Scritto il 12/05/2026
da Jason J Chang

Neurosurg Rev. 2026 May 13;49(1):404. doi: 10.1007/s10143-026-04323-9.

ABSTRACT

Pressure reactivity index (PRx) is a surrogate for cerebral autoregulation and has been used for prognostication in aneurysmal subarachnoid hemorrhage (SAH). We examined patient-specific temporal courses of PRx and identified time thresholds that optimized the accuracy of PRx monitoring. Comatose patients with SAH from two Comprehensive Stroke Centers were identified and received continuous ICP and PRx recordings. Outcomes were dichotomized into "poor" versus "good" based on disposition and modified Rankin score. Smoothed PRx trajectories were created to generate "candidate features", looking at daily average PRx and cumulative first-order and second-order changes in PRx. "Candidate features" were used to perform penalized logistic regression analysis. Penalized logistic regression models that maximized specificity for poor outcome were iteratively generated and evaluated sensitivity changes over time.
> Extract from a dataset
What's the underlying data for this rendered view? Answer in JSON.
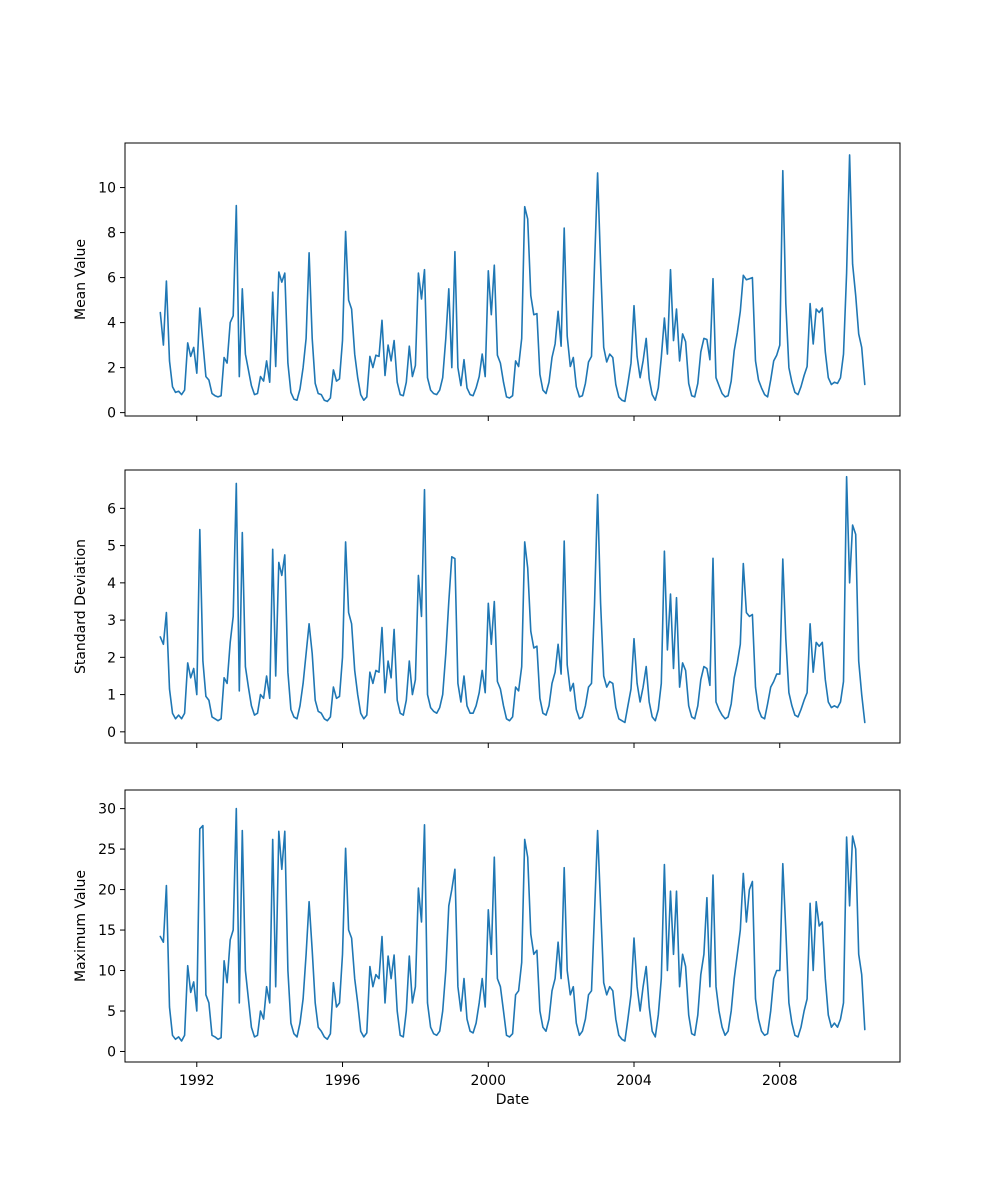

We evaluated 33 comatose SAH patients in this cohort. Average PRx trajectories for good and poor outcome groups diverged at post-ictus day 6. When targeting specificities ≥ 78.6% for poor outcome, sensitivities for predicting poor outcome maximized to 70% (± 7%) at post-ictus day 8 and remained between 55% and 65% for the remainder of the monitoring period up to day 23. Area under curve-receiver operating characteristic (AUC-ROC) curves consistently demonstrated AUC-ROC > 0.71 after post-ictus day 8 (maximum AUC-ROC 0.78 at day 8). We found that when using PRx time-thresholds for predicting poor outcome in comatose SAH patients, prognostication with PRx was maximized at post-ictus day 8. Longer PRx monitoring did not improve predictive power. Further study is required to validate these findings.